Criticality analysis of CNC lathe is performed to identify the most critical subsystems and their potential failure modes from a maintenance perspective and hence limit the implementation of predictive maintenance to the identified critical subsystems. One of the most widely used criticality analysis techniques FMECA, which is improved with fuzzy logic computation, is utilized for risk prioritization of the CNC lathe machine tool. The failure modes of components and subsystems of CNC lathe are identified, and the risk associated with each component and subsystem is determined. Furthermore, a maintenance priority rank is generated based on the risk factor associated with the components with respect to the failure modes. Industrial field failure data and expert elicitation constitute major input for performing failure and criticality analysis. These data are used to calculate the RPNs following the conventional and fuzzy improved FMECA. A comparison between conventional and fuzzy FMECA is also included in the study.
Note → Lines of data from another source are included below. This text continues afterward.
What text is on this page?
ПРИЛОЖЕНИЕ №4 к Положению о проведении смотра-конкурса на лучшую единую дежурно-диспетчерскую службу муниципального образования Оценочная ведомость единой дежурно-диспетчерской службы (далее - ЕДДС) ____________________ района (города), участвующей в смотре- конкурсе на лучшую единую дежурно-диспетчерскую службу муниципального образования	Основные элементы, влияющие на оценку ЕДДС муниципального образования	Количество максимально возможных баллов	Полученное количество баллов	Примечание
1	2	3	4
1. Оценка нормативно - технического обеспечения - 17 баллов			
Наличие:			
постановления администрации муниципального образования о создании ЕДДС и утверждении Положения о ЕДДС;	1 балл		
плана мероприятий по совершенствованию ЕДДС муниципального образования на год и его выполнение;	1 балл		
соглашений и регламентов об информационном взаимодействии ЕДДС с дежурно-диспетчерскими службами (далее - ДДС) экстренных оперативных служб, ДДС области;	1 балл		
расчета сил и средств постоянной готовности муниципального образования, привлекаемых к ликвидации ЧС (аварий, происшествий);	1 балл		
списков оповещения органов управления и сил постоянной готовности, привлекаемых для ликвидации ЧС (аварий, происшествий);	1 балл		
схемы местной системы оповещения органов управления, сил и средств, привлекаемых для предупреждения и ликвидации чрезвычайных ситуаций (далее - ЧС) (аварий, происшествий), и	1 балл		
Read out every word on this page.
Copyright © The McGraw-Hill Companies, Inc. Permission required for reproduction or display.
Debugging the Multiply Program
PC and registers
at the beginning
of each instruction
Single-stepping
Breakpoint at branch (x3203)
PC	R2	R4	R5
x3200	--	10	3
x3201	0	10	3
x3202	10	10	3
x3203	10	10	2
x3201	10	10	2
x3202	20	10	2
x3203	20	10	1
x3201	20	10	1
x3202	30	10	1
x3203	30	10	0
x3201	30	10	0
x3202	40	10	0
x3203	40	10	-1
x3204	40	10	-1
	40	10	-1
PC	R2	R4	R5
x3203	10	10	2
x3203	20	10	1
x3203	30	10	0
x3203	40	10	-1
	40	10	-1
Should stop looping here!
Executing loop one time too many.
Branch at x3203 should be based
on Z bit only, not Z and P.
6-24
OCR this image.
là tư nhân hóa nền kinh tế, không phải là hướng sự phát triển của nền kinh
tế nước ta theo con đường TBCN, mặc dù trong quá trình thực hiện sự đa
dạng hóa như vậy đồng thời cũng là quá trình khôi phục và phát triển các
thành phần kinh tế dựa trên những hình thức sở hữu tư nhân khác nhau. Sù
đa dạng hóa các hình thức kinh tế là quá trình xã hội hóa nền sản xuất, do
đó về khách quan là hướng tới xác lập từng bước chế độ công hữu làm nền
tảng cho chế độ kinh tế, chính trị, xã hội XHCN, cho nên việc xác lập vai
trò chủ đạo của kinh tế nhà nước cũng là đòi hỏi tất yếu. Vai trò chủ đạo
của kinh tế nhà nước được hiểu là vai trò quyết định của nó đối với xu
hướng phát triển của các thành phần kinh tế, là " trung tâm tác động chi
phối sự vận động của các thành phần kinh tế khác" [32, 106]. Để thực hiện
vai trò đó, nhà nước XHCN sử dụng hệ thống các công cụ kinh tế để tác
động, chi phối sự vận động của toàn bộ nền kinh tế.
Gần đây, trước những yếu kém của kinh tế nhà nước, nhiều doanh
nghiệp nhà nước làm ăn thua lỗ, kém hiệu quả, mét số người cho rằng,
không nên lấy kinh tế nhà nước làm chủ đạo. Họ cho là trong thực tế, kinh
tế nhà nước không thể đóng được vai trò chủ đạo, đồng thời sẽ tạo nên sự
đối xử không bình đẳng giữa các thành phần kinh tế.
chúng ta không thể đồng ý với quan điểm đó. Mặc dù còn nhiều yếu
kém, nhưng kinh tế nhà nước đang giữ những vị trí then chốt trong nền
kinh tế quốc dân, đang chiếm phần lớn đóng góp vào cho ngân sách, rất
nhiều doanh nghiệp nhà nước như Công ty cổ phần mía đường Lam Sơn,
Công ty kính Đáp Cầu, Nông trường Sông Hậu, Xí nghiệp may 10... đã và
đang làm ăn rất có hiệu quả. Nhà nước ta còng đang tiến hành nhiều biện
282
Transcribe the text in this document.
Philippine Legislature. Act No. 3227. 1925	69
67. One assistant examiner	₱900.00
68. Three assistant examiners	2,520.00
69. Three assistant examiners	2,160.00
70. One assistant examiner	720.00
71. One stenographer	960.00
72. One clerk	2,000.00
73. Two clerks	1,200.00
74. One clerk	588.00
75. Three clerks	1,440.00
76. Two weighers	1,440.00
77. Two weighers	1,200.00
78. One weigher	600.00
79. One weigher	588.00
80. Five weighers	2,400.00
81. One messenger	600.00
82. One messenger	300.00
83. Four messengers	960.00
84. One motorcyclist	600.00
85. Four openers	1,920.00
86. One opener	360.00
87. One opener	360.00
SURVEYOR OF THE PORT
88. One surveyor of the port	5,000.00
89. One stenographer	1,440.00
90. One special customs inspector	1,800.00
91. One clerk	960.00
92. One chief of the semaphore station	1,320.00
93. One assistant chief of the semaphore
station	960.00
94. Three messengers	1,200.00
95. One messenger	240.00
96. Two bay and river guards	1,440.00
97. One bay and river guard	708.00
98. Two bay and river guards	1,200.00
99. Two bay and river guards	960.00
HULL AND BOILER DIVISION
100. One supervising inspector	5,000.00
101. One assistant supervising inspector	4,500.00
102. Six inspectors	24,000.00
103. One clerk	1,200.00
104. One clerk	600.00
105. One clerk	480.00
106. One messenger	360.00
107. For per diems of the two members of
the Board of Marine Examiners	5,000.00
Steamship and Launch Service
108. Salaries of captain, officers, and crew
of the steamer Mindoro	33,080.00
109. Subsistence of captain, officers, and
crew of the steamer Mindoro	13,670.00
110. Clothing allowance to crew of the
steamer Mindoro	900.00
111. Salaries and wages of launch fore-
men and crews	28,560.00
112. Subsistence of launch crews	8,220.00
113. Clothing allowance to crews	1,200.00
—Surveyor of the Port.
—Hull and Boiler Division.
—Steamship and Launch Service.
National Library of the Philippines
In summary, the practical contributions of the study on implementing fuzzy FMECA for CNC lathe are as follows:

  1. 1.

    Fuzzy FMECA can assist the maintenance team to precisely choose the critical components and subsystems, which must be considered for predictive maintenance.

  2. 2.

    FMECA relates the potential failure modes to potential effects and root causes. This knowledge can be utilized in the phenomenon of sensors selection and installation for the condition monitoring of critical components.

  3. 3.

    The spindle unit of a CNC lathe is identified as the most critical subsystem with the highest RPN, followed by the turret, chuck, and linear axis.

  4. 4.

    The comparison of the results of conventional and fuzzy FMECA highlights the benefits of fuzzy FMECA over conventional methodology. The fuzzy FMECA results seem to be more reasonable and in agreement with the industrial data and expert elicitation.

  5. 5.

    The study proves that the primary drawbacks of conventional FMECA are eliminated with the implementation of fuzzy logic computational techniques.